FACES

June 16, 2016  •  Leave a Comment

WE HAVE SOME TIPS TO HELP YOUR BLACK AND WHITE PHOTOGRAPHY

 

Start with black and white in mind

For many photographers, black and white is more than a creative choice at the post-production stage; it’s a mindset. If you can start the creation of an image knowing that you intend it to be black and white, you can take steps to ensure that all of the elements of a good monochrome image are in place before you press the shutter. Things like contrast in tonality, contrast in lighting, and appropriate expressions from your subjects are all elements that are difficult, if not impossible, to fix after an image is taken.

Expressions are emphasized

Like the eyes, other facial features become more prominent in a black and white portrait. You can use this to your advantage by conveying emotion in your images. Even tiny changes in your subject’s expression can make a difference. Things like a raised eyebrow, a twitch at the corner of a mouth, and smile lines under the eyes can all be used to great effect.

Lighting considerations

When it comes to lighting a black and white portrait image, there are no hard and fast rules. If you like high contrast images with hard gradations in tone, then choose a harder source of light.

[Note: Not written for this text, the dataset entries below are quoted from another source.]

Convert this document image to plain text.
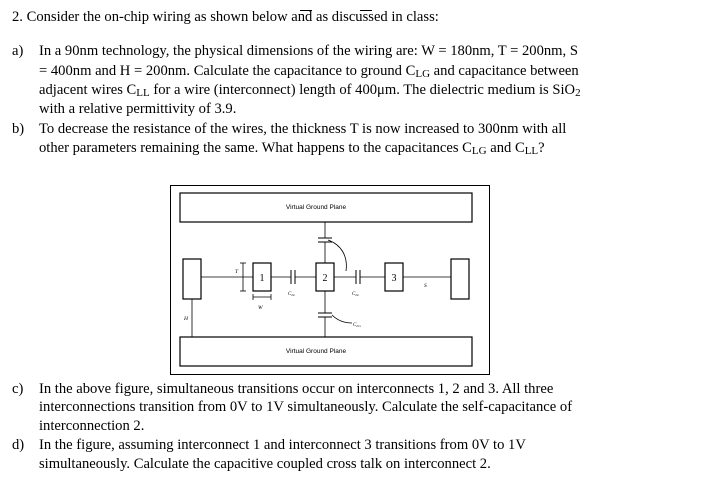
2. Consider the on-chip wiring as shown below and as discussed in class:
a) In a 90nm technology, the physical dimensions of the wiring are: W = 180nm, T = 200nm, S
= 400nm and H = 200nm. Calculate the capacitance to ground $C_{LG}$ and capacitance between
adjacent wires $C_{LL}$ for a wire (interconnect) length of 400μm. The dielectric medium is SiO$_2$
with a relative permittivity of 3.9.
b) To decrease the resistance of the wires, the thickness T is now increased to 300nm with all
other parameters remaining the same. What happens to the capacitances $C_{LG}$ and $C_{LL}$?
Virtual Ground Plane
Virtual Ground Plane
1	2	3
T
W
S
H
$C_{LL}$	$C_{LL}$
$C_{LG}$
c) In the above figure, simultaneous transitions occur on interconnects 1, 2 and 3. All three
interconnections transition from 0V to 1V simultaneously. Calculate the self-capacitance of
interconnection 2.
d) In the figure, assuming interconnect 1 and interconnect 3 transitions from 0V to 1V
simultaneously. Calculate the capacitive coupled cross talk on interconnect 2.
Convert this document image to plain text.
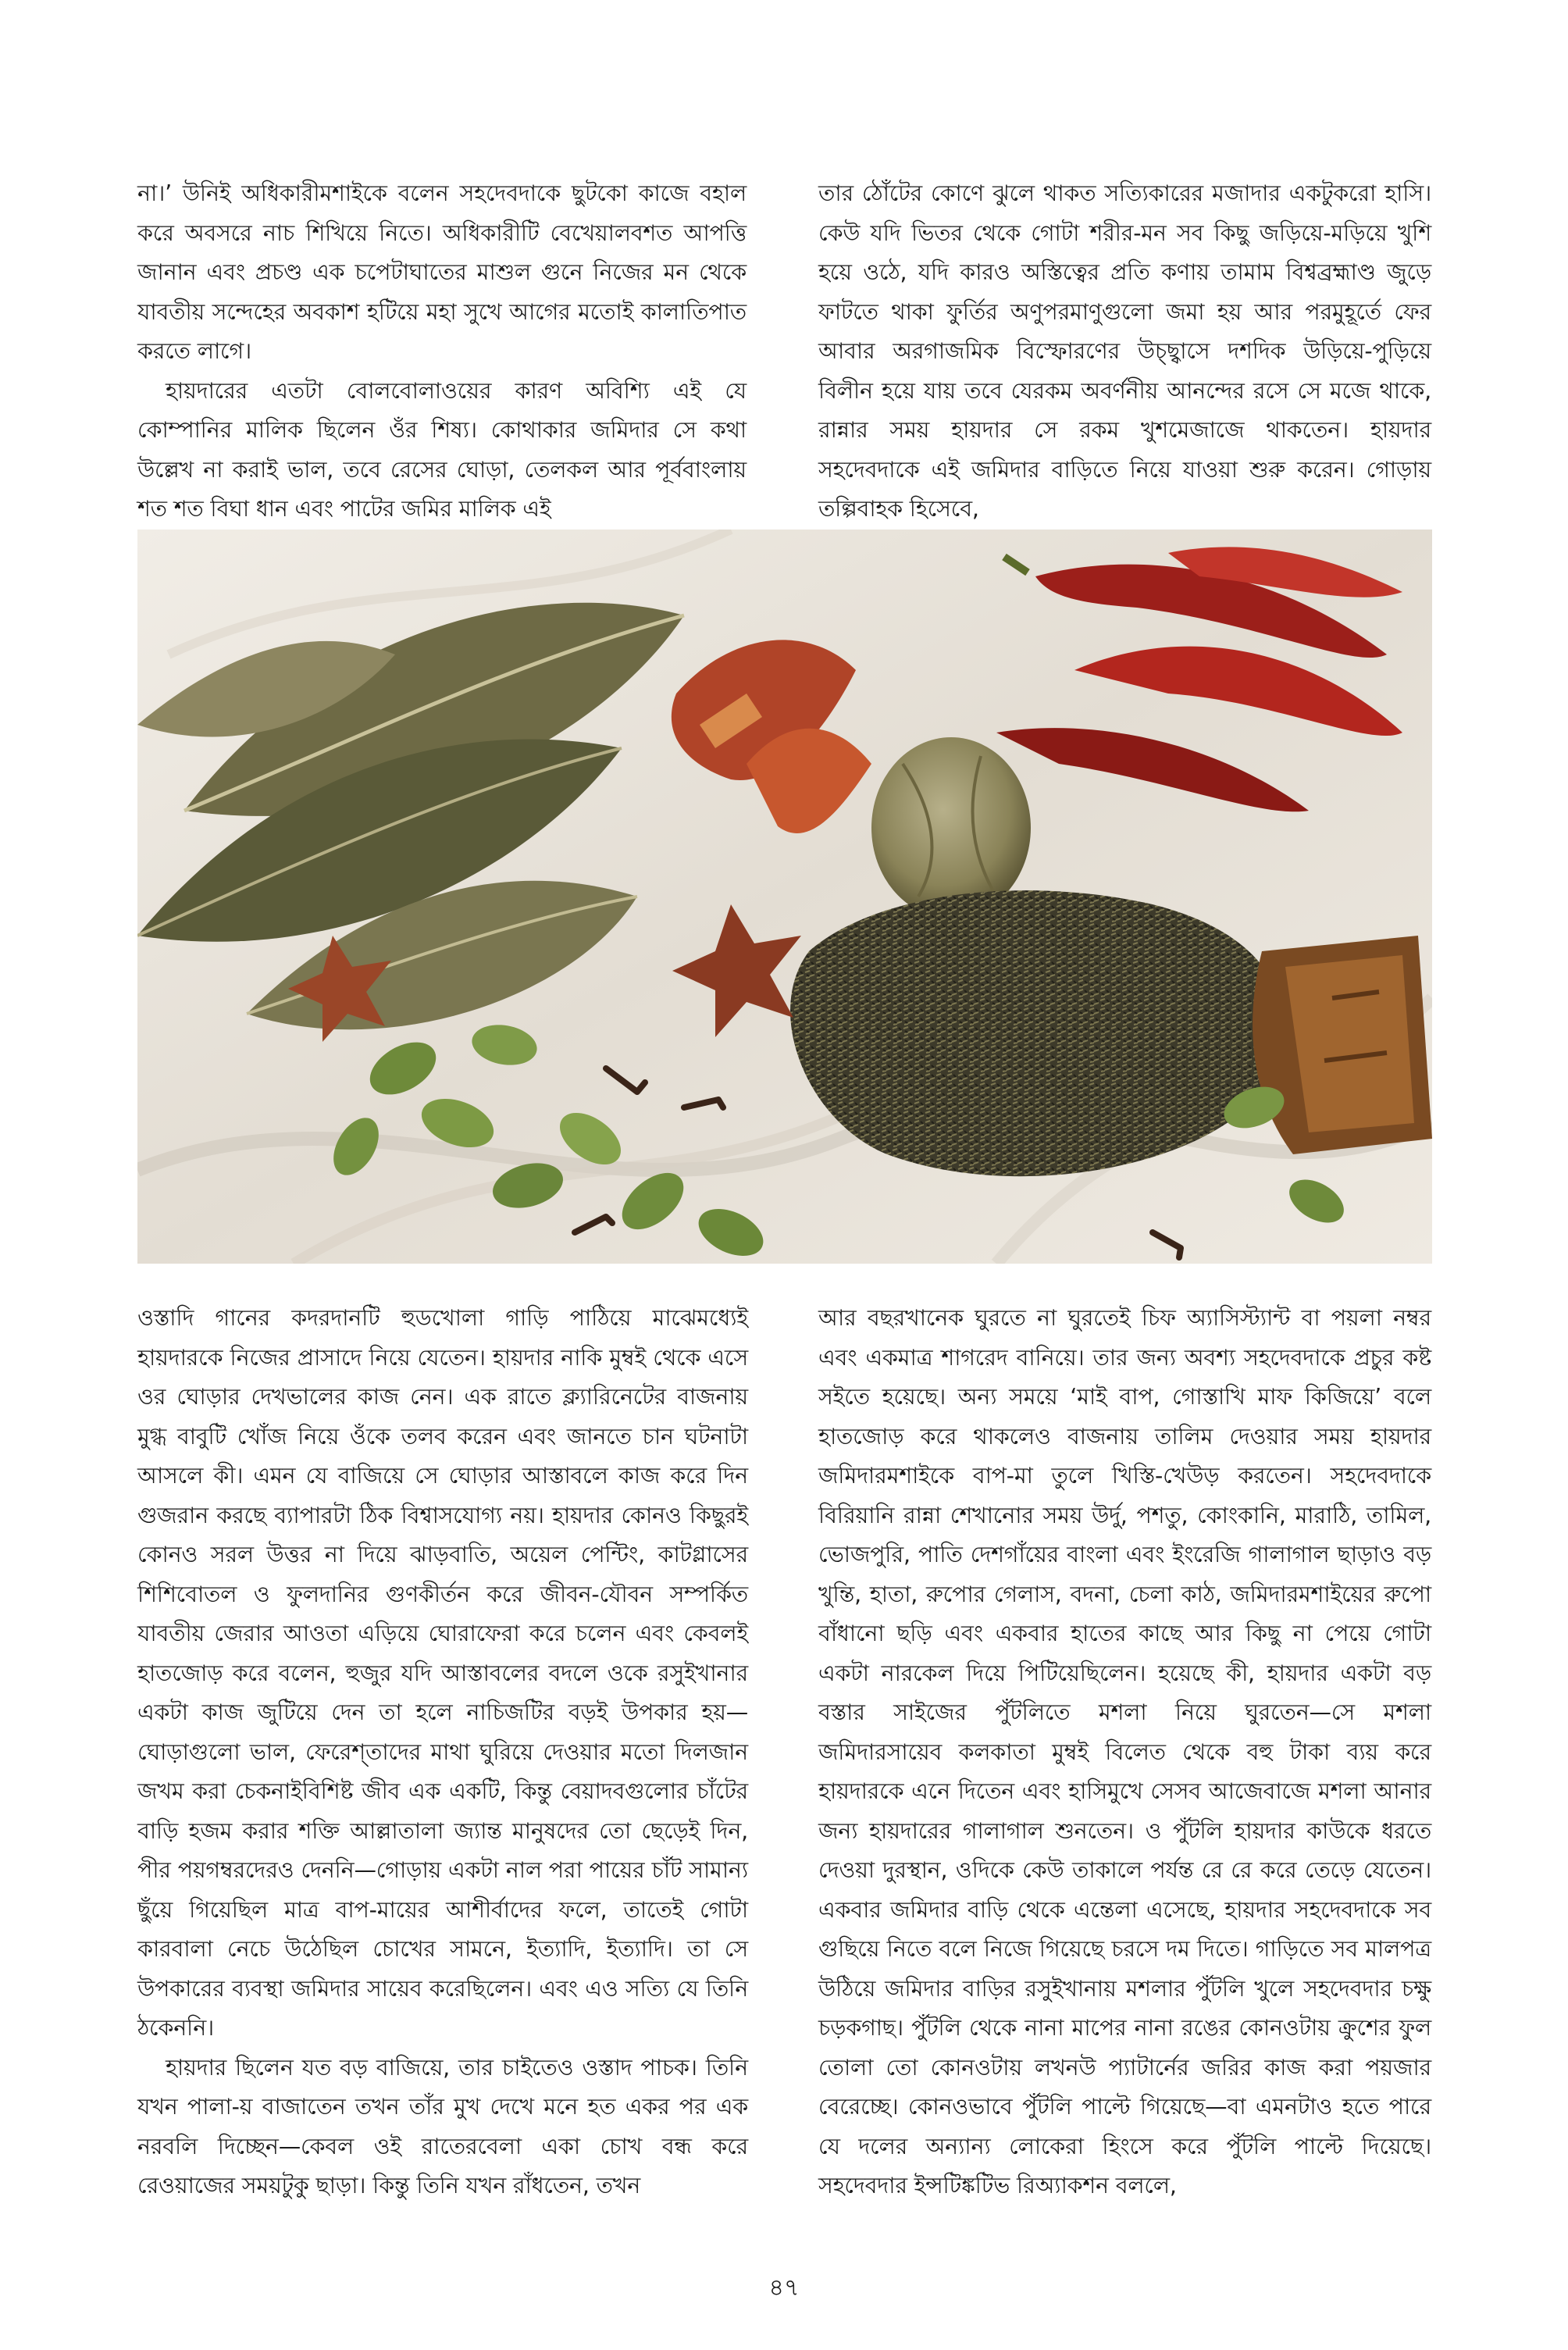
না।’ উনিই অধিকারীমশাইকে বলেন সহদেবদাকে ছুটকো কাজে বহাল করে অবসরে নাচ শিখিয়ে নিতে। অধিকারীটি বেখেয়ালবশত আপত্তি জানান এবং প্রচণ্ড এক চপেটাঘাতের মাশুল গুনে নিজের মন থেকে যাবতীয় সন্দেহের অবকাশ হটিয়ে মহা সুখে আগের মতোই কালাতিপাত করতে লাগে।

হায়দারের এতটা বোলবোলাওয়ের কারণ অবিশ্যি এই যে কোম্পানির মালিক ছিলেন ওঁর শিষ্য। কোথাকার জমিদার সে কথা উল্লেখ না করাই ভাল, তবে রেসের ঘোড়া, তেলকল আর পূর্ববাংলায় শত শত বিঘা ধান এবং পাটের জমির মালিক এই

তার ঠোঁটের কোণে ঝুলে থাকত সত্যিকারের মজাদার একটুকরো হাসি। কেউ যদি ভিতর থেকে গোটা শরীর-মন সব কিছু জড়িয়ে-মড়িয়ে খুশি হয়ে ওঠে, যদি কারও অস্তিত্বের প্রতি কণায় তামাম বিশ্বব্রহ্মাণ্ড জুড়ে ফাটতে থাকা ফুর্তির অণুপরমাণুগুলো জমা হয় আর পরমুহূর্তে ফের আবার অরগাজমিক বিস্ফোরণের উচ্ছ্বাসে দশদিক উড়িয়ে-পুড়িয়ে বিলীন হয়ে যায় তবে যেরকম অবর্ণনীয় আনন্দের রসে সে মজে থাকে, রান্নার সময় হায়দার সে রকম খুশমেজাজে থাকতেন। হায়দার সহদেবদাকে এই জমিদার বাড়িতে নিয়ে যাওয়া শুরু করেন। গোড়ায় তল্পিবাহক হিসেবে,

ওস্তাদি গানের কদরদানটি হুডখোলা গাড়ি পাঠিয়ে মাঝেমধ্যেই হায়দারকে নিজের প্রাসাদে নিয়ে যেতেন। হায়দার নাকি মুম্বই থেকে এসে ওর ঘোড়ার দেখভালের কাজ নেন। এক রাতে ক্ল্যারিনেটের বাজনায় মুগ্ধ বাবুটি খোঁজ নিয়ে ওঁকে তলব করেন এবং জানতে চান ঘটনাটা আসলে কী। এমন যে বাজিয়ে সে ঘোড়ার আস্তাবলে কাজ করে দিন গুজরান করছে ব্যাপারটা ঠিক বিশ্বাসযোগ্য নয়। হায়দার কোনও কিছুরই কোনও সরল উত্তর না দিয়ে ঝাড়বাতি, অয়েল পেন্টিং, কাটগ্লাসের শিশিবোতল ও ফুলদানির গুণকীর্তন করে জীবন-যৌবন সম্পর্কিত যাবতীয় জেরার আওতা এড়িয়ে ঘোরাফেরা করে চলেন এবং কেবলই হাতজোড় করে বলেন, হুজুর যদি আস্তাবলের বদলে ওকে রসুইখানার একটা কাজ জুটিয়ে দেন তা হলে নাচিজটির বড়ই উপকার হয়—ঘোড়াগুলো ভাল, ফেরেশ্‌তাদের মাথা ঘুরিয়ে দেওয়ার মতো দিলজান জখম করা চেকনাইবিশিষ্ট জীব এক একটি, কিন্তু বেয়াদবগুলোর চাঁটের বাড়ি হজম করার শক্তি আল্লাতালা জ্যান্ত মানুষদের তো ছেড়েই দিন, পীর পয়গম্বরদেরও দেননি—গোড়ায় একটা নাল পরা পায়ের চাঁট সামান্য ছুঁয়ে গিয়েছিল মাত্র বাপ-মায়ের আশীর্বাদের ফলে, তাতেই গোটা কারবালা নেচে উঠেছিল চোখের সামনে, ইত্যাদি, ইত্যাদি। তা সে উপকারের ব্যবস্থা জমিদার সায়েব করেছিলেন। এবং এও সত্যি যে তিনি ঠকেননি।

হায়দার ছিলেন যত বড় বাজিয়ে, তার চাইতেও ওস্তাদ পাচক। তিনি যখন পালা-য় বাজাতেন তখন তাঁর মুখ দেখে মনে হত একর পর এক নরবলি দিচ্ছেন—কেবল ওই রাতেরবেলা একা চোখ বন্ধ করে রেওয়াজের সময়টুকু ছাড়া। কিন্তু তিনি যখন রাঁধতেন, তখন

আর বছরখানেক ঘুরতে না ঘুরতেই চিফ অ্যাসিস্ট্যান্ট বা পয়লা নম্বর এবং একমাত্র শাগরেদ বানিয়ে। তার জন্য অবশ্য সহদেবদাকে প্রচুর কষ্ট সইতে হয়েছে। অন্য সময়ে ‘মাই বাপ, গোস্তাখি মাফ কিজিয়ে’ বলে হাতজোড় করে থাকলেও বাজনায় তালিম দেওয়ার সময় হায়দার জমিদারমশাইকে বাপ-মা তুলে খিস্তি-খেউড় করতেন। সহদেবদাকে বিরিয়ানি রান্না শেখানোর সময় উর্দু, পশতু, কোংকানি, মারাঠি, তামিল, ভোজপুরি, পাতি দেশগাঁয়ের বাংলা এবং ইংরেজি গালাগাল ছাড়াও বড় খুন্তি, হাতা, রুপোর গেলাস, বদনা, চেলা কাঠ, জমিদারমশাইয়ের রুপো বাঁধানো ছড়ি এবং একবার হাতের কাছে আর কিছু না পেয়ে গোটা একটা নারকেল দিয়ে পিটিয়েছিলেন। হয়েছে কী, হায়দার একটা বড় বস্তার সাইজের পুঁটলিতে মশলা নিয়ে ঘুরতেন—সে মশলা জমিদারসায়েব কলকাতা মুম্বই বিলেত থেকে বহু টাকা ব্যয় করে হায়দারকে এনে দিতেন এবং হাসিমুখে সেসব আজেবাজে মশলা আনার জন্য হায়দারের গালাগাল শুনতেন। ও পুঁটলি হায়দার কাউকে ধরতে দেওয়া দুরস্থান, ওদিকে কেউ তাকালে পর্যন্ত রে রে করে তেড়ে যেতেন। একবার জমিদার বাড়ি থেকে এন্তেলা এসেছে, হায়দার সহদেবদাকে সব গুছিয়ে নিতে বলে নিজে গিয়েছে চরসে দম দিতে। গাড়িতে সব মালপত্র উঠিয়ে জমিদার বাড়ির রসুইখানায় মশলার পুঁটলি খুলে সহদেবদার চক্ষু চড়কগাছ। পুঁটলি থেকে নানা মাপের নানা রঙের কোনওটায় ক্রুশের ফুল তোলা তো কোনওটায় লখনউ প্যাটার্নের জরির কাজ করা পয়জার বেরেচ্ছে। কোনওভাবে পুঁটলি পাল্টে গিয়েছে—বা এমনটাও হতে পারে যে দলের অন্যান্য লোকেরা হিংসে করে পুঁটলি পাল্টে দিয়েছে। সহদেবদার ইন্সটিঙ্কটিভ রিঅ্যাকশন বললে,

৪৭
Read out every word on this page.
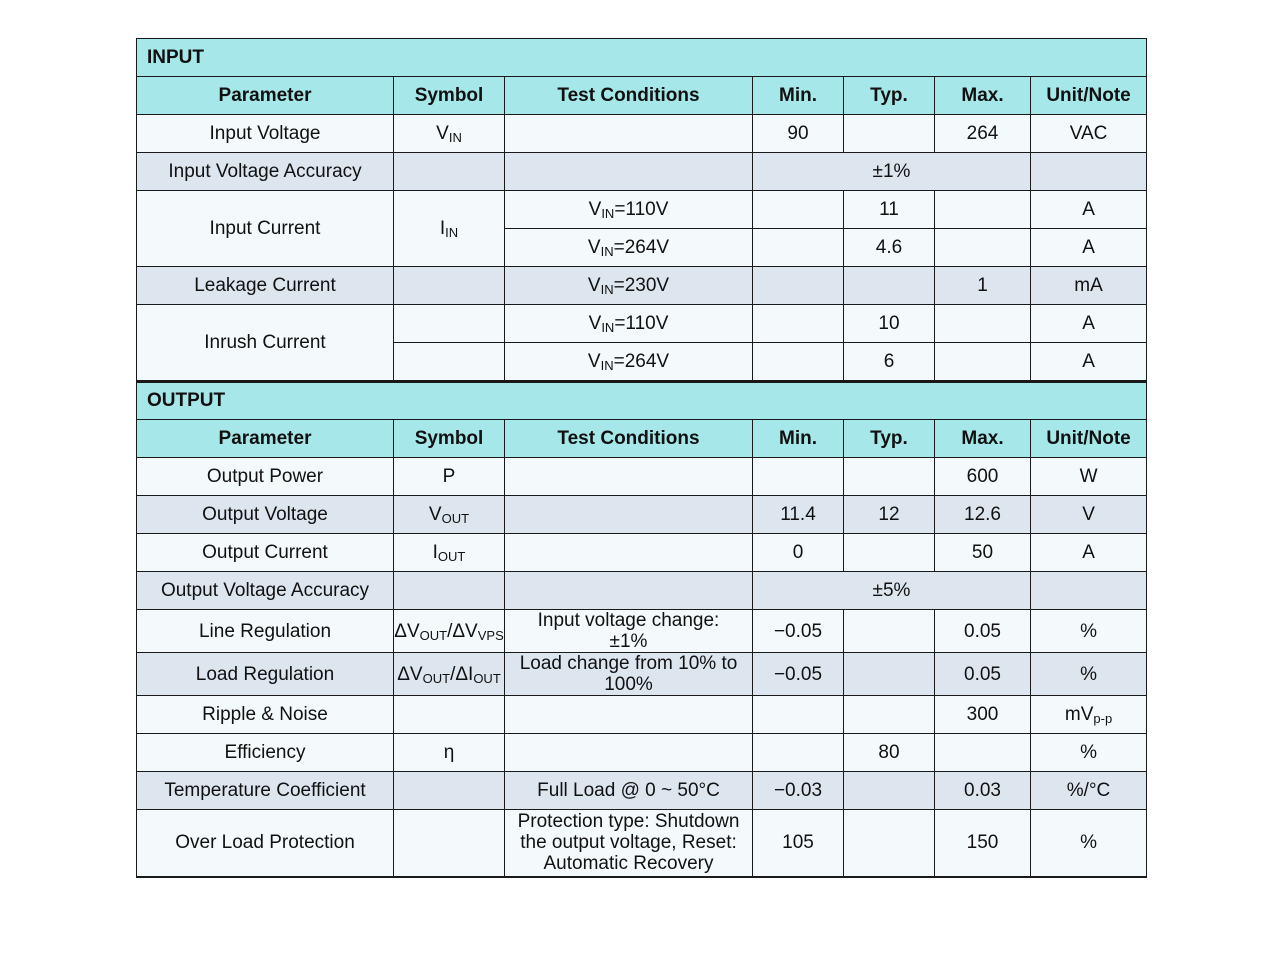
INPUT						
Parameter	Symbol	Test Conditions	Min.	Typ.	Max.	Unit/Note
Input Voltage	$V_{IN}$		90		264	VAC
Input Voltage Accuracy			±1%			
Input Current	$I_{IN}$	$V_{IN}=110V$		11		A
		$V_{IN}=264V$		4.6		A
Leakage Current		$V_{IN}=230V$			1	mA
Inrush Current		$V_{IN}=110V$		10		A
		$V_{IN}=264V$		6		A
OUTPUT						
Parameter	Symbol	Test Conditions	Min.	Typ.	Max.	Unit/Note
Output Power	P				600	W
Output Voltage	$V_{OUT}$		11.4	12	12.6	V
Output Current	$I_{OUT}$		0		50	A
Output Voltage Accuracy			±5%			
Line Regulation	$\Delta V_{OUT}/\Delta V_{VPS}$	Input voltage change: ±1%	−0.05		0.05	%
Load Regulation	$\Delta V_{OUT}/\Delta I_{OUT}$	Load change from 10% to 100%	−0.05		0.05	%
Ripple & Noise					300	$mV_{p-p}$
Efficiency	η			80		%
Temperature Coefficient		Full Load @ 0 ~ 50°C	−0.03		0.03	%/°C
Over Load Protection		Protection type: Shutdown the output voltage, Reset: Automatic Recovery	105		150	%
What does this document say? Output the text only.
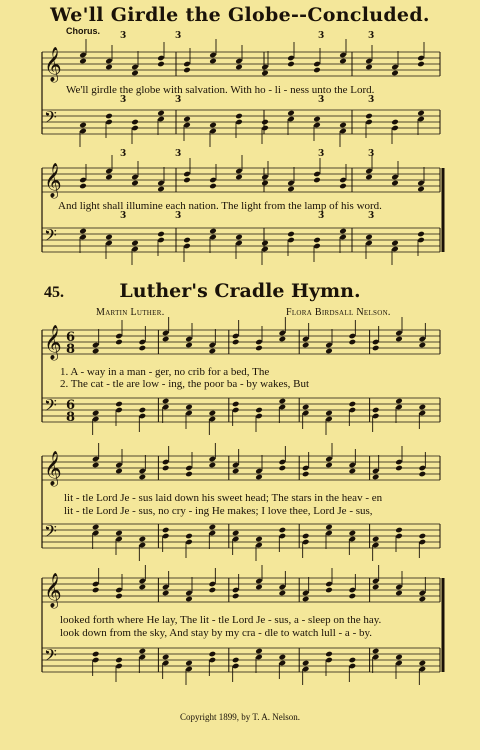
We'll Girdle the Globe--Concluded.
Chorus.
We'll girdle the globe with salvation. With ho - li - ness unto the Lord.
And light shall illumine each nation. The light from the lamp of his word.
45.	Luther's Cradle Hymn.
Martin Luther.	Flora Birdsall Nelson.
1. A - way in a man - ger, no crib for a bed, The
2. The cat - tle are low - ing, the poor ba - by wakes, But
lit - tle Lord Je - sus laid down his sweet head; The stars in the heav - en
lit - tle Lord Je - sus, no cry - ing He makes; I love thee, Lord Je - sus,
looked forth where He lay, The lit - tle Lord Je - sus, a - sleep on the hay.
look down from the sky, And stay by my cra - dle to watch lull - a - by.
Copyright 1899, by T. A. Nelson.
3	3	3	3
𝄞
𝄢
3	3	3	3
3	3	3	3
𝄞
𝄢
3	3	3	3
𝄞
𝄢
6
8
6
8
𝄞
𝄢
𝄞
𝄢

If you like soft tones and subtler images, then you want a softer light source. It’s all about personal preference here.

 

The eyes are more important than ever

The most important part of the majority of portraits are the eyes. They are usually the focal point that the rest of your image is built around. This is especially true with black and white. With the omission of color, a black and white image often breaks down into graphic forms and shapes. Eyes are shapes that everyone recognizes and they draw immediate focus from your viewers. Make sure that your subject’s eyes are well lit, and focus is critical.

Choose black and white in spite of color

Certain subjects scream out to be shot in black and white. Other subjects may not be so obvious. Bright, punchy colors obviously make for vivid color photos, but by removing the color element you can completely change how a subject or scene is perceived. When you want to ensure your viewer is focused on a particular element, color as a graphic element, can become a distraction. Try removing it.